5 livros para ler em tempos de crise

Esses têm sido dias difíceis, tempo de desinformação, de fakenews, de ignorância e de violência. E embora a literatura nos salve um pouco disso, às vezes é difícil se concentrar o suficiente para ler, especialmente quando a atmosfera ao redor é de medo e instabilidade.

Como não só de ler livros vive uma leitora, existem uma série de atividades que podemos fazer em relação à literatura quando não nos sentimos motivados o suficiente para embarcar em uma leitura nova: assistir adaptações, reler algum livro que nos traga conforto, participar de eventos sobre literatura, etc. Particularmente, eu gosto da leitura de poemas quando não me sinto disposta a encarar um romance longo. Poemas são doses de leitura que nos tiram da estagnação.

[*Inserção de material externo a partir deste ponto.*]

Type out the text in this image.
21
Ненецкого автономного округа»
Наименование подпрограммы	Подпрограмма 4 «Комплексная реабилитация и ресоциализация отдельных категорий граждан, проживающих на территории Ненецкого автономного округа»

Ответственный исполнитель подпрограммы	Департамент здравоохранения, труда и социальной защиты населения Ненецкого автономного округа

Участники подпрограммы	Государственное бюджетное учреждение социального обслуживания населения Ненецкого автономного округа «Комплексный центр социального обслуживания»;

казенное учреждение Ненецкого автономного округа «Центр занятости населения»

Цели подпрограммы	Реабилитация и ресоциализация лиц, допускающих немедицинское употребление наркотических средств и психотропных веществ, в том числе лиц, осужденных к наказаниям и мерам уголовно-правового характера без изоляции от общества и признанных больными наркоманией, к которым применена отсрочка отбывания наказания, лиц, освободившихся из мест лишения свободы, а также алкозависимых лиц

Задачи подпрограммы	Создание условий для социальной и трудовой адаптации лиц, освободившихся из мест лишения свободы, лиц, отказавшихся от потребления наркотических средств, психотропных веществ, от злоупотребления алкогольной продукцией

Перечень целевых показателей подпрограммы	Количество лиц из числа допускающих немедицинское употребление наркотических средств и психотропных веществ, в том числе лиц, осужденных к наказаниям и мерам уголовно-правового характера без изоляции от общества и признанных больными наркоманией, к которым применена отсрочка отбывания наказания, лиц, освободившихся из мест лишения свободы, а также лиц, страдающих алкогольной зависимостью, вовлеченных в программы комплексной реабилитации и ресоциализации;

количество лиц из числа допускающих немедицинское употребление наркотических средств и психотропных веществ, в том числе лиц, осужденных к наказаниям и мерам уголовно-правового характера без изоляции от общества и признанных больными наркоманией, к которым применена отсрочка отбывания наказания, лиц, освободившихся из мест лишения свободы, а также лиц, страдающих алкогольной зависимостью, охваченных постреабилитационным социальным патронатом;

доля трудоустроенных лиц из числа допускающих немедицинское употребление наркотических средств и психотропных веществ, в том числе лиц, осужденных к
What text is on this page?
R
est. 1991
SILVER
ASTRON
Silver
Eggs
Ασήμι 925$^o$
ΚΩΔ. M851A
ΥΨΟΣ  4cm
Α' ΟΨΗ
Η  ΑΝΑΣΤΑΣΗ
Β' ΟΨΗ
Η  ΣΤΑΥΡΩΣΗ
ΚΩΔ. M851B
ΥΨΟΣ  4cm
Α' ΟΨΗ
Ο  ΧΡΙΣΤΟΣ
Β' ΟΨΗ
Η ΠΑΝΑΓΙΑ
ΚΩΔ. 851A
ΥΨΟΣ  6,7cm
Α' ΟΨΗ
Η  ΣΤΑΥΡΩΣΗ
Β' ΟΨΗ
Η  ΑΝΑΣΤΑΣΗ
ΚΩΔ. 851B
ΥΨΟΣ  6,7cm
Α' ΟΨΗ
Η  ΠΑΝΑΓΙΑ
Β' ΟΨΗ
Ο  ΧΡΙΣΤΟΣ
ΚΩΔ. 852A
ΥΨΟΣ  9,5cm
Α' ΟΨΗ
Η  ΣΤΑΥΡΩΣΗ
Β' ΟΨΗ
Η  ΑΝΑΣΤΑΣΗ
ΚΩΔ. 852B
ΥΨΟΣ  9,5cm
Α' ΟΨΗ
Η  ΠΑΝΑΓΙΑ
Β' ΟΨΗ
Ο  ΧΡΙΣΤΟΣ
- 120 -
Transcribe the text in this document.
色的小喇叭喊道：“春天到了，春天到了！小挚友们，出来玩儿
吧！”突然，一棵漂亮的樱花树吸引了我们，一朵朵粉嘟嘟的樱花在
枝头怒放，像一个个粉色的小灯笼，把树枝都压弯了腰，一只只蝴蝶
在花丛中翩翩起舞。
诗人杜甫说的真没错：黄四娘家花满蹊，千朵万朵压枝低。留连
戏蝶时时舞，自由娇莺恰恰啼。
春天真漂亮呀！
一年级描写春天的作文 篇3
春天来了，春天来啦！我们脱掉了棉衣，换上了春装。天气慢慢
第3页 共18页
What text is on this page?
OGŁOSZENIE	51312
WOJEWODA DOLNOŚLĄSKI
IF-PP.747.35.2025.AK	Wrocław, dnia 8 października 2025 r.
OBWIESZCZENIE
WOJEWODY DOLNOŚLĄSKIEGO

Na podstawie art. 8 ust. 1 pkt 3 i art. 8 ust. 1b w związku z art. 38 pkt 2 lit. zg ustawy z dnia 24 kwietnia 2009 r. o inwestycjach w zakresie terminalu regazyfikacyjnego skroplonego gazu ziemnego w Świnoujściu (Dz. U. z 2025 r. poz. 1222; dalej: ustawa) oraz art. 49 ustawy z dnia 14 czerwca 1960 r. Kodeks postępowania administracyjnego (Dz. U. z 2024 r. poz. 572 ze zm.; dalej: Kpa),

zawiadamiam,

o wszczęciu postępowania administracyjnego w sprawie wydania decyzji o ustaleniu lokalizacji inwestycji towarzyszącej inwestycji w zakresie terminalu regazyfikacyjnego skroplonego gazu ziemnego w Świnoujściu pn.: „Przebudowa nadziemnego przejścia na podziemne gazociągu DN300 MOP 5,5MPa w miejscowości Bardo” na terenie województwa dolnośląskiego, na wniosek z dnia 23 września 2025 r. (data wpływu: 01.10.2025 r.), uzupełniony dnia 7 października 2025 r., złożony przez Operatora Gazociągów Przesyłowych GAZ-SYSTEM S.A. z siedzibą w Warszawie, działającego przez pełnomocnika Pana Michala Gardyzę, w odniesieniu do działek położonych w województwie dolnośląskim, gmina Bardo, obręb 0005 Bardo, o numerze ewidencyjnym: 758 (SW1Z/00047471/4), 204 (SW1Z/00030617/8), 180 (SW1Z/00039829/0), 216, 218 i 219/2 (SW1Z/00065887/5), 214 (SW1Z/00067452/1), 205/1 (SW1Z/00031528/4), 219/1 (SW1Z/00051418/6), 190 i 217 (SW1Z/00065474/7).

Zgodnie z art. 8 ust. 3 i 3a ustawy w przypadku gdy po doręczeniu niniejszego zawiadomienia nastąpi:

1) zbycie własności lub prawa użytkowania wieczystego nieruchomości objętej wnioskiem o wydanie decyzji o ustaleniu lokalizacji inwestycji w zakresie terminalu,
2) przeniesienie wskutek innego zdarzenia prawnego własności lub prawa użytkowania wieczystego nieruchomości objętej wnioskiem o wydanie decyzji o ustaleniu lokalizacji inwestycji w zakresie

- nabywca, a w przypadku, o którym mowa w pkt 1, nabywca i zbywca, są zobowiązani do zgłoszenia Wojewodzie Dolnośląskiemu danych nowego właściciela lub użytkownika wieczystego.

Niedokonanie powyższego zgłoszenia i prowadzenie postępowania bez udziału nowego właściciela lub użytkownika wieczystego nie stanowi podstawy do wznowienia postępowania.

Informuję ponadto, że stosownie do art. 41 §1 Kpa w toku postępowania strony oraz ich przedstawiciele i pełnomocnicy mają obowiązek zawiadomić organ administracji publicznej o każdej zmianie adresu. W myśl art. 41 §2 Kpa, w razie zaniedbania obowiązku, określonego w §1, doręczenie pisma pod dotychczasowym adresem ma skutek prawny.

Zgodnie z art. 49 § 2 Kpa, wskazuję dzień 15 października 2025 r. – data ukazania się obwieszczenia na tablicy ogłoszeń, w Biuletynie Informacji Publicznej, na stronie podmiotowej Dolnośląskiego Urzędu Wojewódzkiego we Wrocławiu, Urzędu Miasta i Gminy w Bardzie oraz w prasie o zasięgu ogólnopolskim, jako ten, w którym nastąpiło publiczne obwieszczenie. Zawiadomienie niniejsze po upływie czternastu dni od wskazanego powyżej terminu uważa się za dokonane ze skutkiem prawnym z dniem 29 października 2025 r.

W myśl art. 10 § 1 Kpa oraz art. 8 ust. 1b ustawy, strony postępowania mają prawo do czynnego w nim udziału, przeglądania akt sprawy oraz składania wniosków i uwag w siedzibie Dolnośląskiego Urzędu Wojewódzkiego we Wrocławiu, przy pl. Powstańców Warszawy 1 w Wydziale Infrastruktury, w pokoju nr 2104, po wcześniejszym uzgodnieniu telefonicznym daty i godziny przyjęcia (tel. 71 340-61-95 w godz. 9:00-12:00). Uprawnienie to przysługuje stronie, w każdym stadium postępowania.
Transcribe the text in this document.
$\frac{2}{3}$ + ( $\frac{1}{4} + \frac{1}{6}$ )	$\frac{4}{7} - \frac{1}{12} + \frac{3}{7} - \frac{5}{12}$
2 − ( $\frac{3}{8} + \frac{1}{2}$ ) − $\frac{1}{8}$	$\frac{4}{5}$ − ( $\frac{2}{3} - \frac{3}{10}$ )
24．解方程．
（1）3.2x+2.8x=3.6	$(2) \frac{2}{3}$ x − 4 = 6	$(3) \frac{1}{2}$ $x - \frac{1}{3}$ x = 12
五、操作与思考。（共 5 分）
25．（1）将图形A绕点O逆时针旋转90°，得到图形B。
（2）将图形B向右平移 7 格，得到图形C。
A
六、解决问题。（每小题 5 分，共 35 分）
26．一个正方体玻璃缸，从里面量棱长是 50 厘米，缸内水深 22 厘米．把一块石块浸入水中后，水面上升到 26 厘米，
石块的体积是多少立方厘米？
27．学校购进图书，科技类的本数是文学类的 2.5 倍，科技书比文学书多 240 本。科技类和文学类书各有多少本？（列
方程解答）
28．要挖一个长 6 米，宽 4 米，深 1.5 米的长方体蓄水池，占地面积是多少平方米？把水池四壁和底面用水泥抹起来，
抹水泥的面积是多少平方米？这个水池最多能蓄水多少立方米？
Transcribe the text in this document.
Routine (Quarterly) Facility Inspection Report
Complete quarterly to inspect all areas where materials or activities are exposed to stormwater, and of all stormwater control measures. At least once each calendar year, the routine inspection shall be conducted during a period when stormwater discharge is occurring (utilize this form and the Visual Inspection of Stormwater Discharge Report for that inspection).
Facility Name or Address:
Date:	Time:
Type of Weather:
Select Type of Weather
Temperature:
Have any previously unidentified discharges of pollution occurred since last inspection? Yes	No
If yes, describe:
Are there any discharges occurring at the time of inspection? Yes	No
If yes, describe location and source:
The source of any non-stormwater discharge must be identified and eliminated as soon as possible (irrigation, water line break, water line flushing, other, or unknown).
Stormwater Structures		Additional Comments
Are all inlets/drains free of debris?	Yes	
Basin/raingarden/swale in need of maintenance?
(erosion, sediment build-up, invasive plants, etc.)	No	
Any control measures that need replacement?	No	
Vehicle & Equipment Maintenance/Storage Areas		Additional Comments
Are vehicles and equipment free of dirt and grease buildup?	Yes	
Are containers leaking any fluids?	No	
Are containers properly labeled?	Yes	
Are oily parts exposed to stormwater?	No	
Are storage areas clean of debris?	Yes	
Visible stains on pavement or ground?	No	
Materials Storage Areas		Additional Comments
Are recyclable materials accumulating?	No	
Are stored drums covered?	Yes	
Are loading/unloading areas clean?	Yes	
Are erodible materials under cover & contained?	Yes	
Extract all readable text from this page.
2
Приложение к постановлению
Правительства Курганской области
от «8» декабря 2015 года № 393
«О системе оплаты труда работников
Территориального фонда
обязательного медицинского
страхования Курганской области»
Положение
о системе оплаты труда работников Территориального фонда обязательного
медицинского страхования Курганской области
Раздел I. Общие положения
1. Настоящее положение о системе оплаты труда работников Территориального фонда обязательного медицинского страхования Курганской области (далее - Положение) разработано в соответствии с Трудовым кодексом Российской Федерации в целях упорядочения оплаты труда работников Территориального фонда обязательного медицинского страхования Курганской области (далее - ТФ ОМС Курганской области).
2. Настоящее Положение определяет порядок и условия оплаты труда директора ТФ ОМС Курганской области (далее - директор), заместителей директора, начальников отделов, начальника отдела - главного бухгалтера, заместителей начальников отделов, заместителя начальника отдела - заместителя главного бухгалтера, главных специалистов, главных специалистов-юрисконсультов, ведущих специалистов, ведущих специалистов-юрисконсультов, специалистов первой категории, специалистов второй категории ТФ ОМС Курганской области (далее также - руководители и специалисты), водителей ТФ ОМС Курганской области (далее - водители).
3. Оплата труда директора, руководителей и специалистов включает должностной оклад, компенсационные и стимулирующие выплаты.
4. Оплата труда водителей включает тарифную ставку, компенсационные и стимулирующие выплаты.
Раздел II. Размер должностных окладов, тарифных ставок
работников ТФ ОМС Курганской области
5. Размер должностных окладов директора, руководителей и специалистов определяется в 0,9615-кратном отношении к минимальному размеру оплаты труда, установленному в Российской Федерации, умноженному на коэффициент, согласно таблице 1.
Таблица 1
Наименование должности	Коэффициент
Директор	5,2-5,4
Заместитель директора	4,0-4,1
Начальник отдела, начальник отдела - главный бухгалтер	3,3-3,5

Falando em eventos relacionados à literatura que ajudam a compor esse universo literário, conectar leitores e nos ajudam a debater essas coisas maravilhosas que são os livros, sempre lembro desse evento maravilhoso em Porto Alegre chamado Primavera Literária. Que nome lindo, né? Esse é um evento que surgiu na França em 2014 e foi sediado pela primeira vez no Brasil em 2018, organizado pela PUCRS. O evento é super legal porque traz escritores conceituados, brasileiros e também de outros países. Um dos destaques do ano passado foi a presença do Alejandro Zambra, um dos principais nomes da literatura chilena contemporânea. Infelizmente eu não vi ele falar, porque participei apenas do primeiro dia, que era com poetas, entre elas Angélica Freitas, Ana Martins Marques e Moema Vilela. Recomendo a Revista Modo de usar & co. para quem se interessar pelo trabalho dos nossos poetas contemporâneos que, aliás, são maravilhosos.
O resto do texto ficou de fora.